Something that really was helping was, you can say, a shift in mentality. Many people refer to it as identification. For example, it might become easier to quit smoking if, instead of saying that you are trying to quit you will says that you don't smoke. That way you identify yourself not as someone that is smoking but tries not to, but rather as someone that straight up does not smoke and that makes things a lot easier. Many times I get asked if I am on a diet because I drink only water and tea. I don't say to people that I try to quit carbonated drinks. Instead I tell them that I don't like drinking them and also, that I don't drink them because I don't feel good after it. Whether this is true or not, saying it out loud makes your brain believe in what you are saying so if say to yourself enough times that you are not a smoker your brain will come to some logical conclusions: if I'm am not a smoker then I shouldn't buy cigarettes, and if someone asks me if I want a cigarette I will refuse because I am not a smoker.
The idea of quitting something forever might be overwhelming at first. So start small, let's say, with a 30 days challenge. Don't feel discouraged if you can't resist to temptations and fail to quit for 30 days. Try again, and again, and again. You can't fix overnight an addiction that was made stronger and stronger over the course of many years. But, the higher of a streak you can get the better the effect would be, although you most probably won't feel any different.

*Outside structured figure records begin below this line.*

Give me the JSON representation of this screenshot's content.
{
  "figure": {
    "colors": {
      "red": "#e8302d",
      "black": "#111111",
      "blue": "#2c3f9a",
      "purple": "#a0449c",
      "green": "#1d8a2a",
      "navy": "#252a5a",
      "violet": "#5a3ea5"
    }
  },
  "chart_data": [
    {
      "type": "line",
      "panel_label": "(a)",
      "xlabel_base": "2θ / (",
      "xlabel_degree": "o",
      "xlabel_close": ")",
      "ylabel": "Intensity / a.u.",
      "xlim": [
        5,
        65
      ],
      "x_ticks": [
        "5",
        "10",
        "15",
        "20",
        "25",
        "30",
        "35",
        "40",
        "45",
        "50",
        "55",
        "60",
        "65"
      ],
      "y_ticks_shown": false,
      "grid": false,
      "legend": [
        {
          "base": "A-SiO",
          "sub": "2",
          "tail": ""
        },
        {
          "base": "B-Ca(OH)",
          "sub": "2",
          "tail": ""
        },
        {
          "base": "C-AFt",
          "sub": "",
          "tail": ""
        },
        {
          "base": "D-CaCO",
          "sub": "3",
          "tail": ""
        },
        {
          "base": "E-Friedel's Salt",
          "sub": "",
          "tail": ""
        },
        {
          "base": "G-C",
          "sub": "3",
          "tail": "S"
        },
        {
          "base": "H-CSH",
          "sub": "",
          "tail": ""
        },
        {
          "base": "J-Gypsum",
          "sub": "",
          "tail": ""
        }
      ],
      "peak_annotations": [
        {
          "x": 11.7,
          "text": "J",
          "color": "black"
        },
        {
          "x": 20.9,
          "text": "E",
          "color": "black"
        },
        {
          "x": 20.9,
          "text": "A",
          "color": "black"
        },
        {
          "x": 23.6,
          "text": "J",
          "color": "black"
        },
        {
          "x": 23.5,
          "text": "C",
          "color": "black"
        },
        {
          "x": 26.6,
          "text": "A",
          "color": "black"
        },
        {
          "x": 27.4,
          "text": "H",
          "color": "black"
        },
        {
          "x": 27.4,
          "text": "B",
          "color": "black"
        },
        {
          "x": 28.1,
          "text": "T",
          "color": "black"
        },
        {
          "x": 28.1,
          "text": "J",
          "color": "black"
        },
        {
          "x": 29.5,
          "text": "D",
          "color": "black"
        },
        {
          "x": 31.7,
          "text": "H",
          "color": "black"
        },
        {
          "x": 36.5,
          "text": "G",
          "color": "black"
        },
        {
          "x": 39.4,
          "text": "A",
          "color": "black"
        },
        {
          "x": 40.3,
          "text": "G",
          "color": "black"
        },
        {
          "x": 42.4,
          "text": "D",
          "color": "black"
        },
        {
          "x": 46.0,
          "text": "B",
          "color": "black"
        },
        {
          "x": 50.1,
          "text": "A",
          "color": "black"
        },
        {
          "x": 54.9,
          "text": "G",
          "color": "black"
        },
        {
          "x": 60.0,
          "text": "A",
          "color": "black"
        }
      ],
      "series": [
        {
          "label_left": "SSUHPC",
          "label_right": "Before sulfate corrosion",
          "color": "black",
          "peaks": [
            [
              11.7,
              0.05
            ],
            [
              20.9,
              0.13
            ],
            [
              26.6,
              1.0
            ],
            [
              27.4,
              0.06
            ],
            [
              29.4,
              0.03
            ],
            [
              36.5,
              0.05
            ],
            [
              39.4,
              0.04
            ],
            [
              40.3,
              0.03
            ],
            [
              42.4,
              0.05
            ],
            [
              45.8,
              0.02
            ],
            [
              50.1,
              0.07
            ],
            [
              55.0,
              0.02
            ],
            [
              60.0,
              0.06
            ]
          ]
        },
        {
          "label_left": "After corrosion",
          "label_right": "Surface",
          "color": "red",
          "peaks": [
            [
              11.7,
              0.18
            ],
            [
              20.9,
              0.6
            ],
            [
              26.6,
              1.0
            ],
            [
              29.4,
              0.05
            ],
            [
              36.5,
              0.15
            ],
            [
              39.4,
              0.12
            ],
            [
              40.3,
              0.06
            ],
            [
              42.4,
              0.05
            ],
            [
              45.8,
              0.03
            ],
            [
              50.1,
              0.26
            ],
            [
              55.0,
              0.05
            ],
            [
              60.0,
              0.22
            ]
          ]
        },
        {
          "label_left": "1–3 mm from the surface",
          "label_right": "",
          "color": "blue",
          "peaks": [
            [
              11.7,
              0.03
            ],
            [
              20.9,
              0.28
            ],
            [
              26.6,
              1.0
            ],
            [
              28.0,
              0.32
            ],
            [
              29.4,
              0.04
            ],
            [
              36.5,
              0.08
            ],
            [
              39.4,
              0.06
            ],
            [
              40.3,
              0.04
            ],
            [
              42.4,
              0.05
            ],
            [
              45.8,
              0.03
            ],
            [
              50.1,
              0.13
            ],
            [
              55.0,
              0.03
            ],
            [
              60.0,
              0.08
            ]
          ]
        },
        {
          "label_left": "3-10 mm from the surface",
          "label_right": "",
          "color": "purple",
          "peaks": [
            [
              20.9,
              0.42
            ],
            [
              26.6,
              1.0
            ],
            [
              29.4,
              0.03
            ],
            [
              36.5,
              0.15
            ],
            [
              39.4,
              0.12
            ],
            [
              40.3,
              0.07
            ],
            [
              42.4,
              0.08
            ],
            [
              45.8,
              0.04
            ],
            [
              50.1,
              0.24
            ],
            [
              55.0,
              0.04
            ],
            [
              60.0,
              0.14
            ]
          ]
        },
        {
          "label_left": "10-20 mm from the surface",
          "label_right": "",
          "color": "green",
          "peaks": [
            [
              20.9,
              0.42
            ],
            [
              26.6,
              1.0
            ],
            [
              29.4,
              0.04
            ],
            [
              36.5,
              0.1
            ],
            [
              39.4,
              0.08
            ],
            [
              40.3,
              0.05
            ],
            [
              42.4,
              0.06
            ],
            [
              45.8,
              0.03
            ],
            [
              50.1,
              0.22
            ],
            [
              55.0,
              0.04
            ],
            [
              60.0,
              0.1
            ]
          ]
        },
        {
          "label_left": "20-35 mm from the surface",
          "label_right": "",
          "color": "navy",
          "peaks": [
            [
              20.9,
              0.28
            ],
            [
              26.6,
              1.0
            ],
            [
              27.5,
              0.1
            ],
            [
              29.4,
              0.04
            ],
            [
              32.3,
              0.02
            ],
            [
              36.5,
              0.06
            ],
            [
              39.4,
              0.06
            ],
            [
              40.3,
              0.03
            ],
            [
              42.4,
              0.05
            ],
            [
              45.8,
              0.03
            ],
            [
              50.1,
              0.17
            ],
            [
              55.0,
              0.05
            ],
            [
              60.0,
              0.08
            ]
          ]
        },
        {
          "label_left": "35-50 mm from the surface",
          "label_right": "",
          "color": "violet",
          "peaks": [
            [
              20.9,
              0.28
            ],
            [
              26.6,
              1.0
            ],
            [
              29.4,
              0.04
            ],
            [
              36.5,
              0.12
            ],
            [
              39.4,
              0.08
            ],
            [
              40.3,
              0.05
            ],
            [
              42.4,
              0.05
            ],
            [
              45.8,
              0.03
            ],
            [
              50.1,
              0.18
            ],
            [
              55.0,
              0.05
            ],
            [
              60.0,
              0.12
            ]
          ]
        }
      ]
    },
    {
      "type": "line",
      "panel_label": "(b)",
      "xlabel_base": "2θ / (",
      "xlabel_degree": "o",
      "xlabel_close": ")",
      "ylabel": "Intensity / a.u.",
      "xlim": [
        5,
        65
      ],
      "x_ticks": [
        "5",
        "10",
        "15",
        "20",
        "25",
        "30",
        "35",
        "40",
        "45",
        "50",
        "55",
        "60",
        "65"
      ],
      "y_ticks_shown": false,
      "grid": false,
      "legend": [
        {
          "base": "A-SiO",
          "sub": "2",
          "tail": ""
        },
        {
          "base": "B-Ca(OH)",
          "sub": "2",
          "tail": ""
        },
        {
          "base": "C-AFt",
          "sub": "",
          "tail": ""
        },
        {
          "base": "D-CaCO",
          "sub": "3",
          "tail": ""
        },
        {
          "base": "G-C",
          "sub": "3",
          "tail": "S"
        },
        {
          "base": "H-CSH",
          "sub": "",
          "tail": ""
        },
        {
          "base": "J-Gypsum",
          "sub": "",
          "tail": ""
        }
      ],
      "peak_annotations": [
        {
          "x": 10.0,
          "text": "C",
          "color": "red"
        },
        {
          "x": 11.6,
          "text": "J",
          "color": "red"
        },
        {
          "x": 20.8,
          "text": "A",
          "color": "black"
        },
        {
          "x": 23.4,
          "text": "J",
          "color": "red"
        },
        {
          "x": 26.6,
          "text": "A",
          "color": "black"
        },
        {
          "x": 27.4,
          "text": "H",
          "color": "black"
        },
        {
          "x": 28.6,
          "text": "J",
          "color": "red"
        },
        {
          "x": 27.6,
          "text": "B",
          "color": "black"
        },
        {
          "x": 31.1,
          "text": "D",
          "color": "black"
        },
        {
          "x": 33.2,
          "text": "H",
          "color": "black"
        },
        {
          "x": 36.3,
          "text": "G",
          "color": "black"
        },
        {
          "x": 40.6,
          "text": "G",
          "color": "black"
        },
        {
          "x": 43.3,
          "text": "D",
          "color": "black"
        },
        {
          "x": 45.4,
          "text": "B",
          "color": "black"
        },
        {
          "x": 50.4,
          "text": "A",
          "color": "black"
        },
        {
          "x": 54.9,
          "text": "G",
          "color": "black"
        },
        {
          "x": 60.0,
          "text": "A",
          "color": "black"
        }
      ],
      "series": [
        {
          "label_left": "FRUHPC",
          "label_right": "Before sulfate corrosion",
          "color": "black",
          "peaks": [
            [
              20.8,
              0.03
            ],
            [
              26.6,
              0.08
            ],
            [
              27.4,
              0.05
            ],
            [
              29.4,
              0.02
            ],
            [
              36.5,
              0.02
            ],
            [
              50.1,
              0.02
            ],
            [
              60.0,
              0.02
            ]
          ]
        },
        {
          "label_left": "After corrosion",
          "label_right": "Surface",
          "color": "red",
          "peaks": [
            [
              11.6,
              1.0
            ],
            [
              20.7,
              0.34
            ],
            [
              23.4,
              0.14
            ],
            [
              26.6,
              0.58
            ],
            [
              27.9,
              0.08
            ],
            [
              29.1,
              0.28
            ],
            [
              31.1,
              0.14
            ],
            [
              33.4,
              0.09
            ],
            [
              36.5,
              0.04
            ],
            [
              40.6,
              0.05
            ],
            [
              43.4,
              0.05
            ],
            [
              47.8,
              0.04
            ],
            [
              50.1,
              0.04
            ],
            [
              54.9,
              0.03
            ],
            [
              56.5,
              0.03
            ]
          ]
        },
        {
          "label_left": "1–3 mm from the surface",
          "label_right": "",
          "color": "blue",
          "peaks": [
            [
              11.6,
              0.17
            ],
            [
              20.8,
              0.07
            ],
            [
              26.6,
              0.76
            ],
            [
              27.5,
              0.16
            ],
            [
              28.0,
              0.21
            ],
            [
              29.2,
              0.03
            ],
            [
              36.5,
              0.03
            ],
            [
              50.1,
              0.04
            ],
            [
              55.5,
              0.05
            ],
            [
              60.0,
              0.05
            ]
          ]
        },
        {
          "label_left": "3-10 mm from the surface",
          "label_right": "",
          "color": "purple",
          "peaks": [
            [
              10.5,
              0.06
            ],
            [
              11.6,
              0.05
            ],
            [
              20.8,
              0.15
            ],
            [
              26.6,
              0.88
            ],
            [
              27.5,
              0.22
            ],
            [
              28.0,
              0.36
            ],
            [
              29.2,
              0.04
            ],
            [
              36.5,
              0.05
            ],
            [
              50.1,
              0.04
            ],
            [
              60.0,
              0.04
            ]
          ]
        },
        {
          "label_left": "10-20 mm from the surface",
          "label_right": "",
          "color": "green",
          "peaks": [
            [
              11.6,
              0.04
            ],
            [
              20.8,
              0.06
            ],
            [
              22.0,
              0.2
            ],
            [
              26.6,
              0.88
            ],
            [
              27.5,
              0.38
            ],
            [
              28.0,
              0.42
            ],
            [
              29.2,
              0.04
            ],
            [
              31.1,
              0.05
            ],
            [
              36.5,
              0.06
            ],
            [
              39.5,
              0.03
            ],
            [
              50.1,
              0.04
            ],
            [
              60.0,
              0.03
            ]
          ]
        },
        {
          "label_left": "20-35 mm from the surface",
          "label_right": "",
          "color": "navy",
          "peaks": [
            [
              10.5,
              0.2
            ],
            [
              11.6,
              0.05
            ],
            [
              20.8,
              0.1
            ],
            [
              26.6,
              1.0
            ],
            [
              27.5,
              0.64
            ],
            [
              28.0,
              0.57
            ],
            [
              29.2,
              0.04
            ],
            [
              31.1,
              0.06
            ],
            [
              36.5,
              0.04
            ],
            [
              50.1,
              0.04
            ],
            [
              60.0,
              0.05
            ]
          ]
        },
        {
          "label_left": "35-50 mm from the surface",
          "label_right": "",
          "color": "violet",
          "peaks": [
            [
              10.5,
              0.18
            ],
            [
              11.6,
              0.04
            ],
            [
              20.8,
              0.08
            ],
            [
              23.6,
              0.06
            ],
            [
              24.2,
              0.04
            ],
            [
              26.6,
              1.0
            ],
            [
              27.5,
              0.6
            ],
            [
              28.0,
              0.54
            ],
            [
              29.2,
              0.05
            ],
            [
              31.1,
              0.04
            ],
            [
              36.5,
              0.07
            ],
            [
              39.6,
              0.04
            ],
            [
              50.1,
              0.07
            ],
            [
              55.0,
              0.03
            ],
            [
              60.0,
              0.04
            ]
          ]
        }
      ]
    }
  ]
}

Try applying the 10 minute rule when you feel the urge to smoke, to drink, or play video games. Every time you feel an urge, say to yourself that you will do it but before that, stay for 10 minutes and reflect over the urge. Observe how the brain is giving you thoughts about doing something that you know will make feel worse.
Another way to avoid going back to your bad habits is not be able to. Want to quit smoking? Don't buy cigarettes and don't go in places where smoking is a common thing. Want to quit drinking? Don't buy alcohol and don't go to pubs. Want to eat healthier? Buy healthier food instead of junk food. Want to quit video games? Uninstall games from your computer and phone. Want to quit watching TV? Unplug it and even get it out of your room. No matter what habit you are trying to break you can always change your environment so that it will become harder to commit to a bad habit. That is a way we can make use of our laziness. My teacher used to joke:" It's easier not to do something than to do it, so don't make noise".
If you are trying to break a habit that makes you waste your time, like playing games or staying on internet too much, before starting to just not do them make sure that you have something to do with that spare time. An average person wastes about 4 to 6 hours a day on internet. What are going to do with that amount of free time? Maybe you have things that you always wanted to do but "never had the time" to do it. Maybe you have an exam coming up or stuff to do for your job. This is the perfect opportunity to stop procrastinating and to start making small progress daily. Believe me, it's amazing how big of a progress you can make over a big period of time if you do something daily. So, as Jordan Peterson said: "Pick something, rather than nothing" and start shrinking that hole that makes you unhappy and unfulfilled.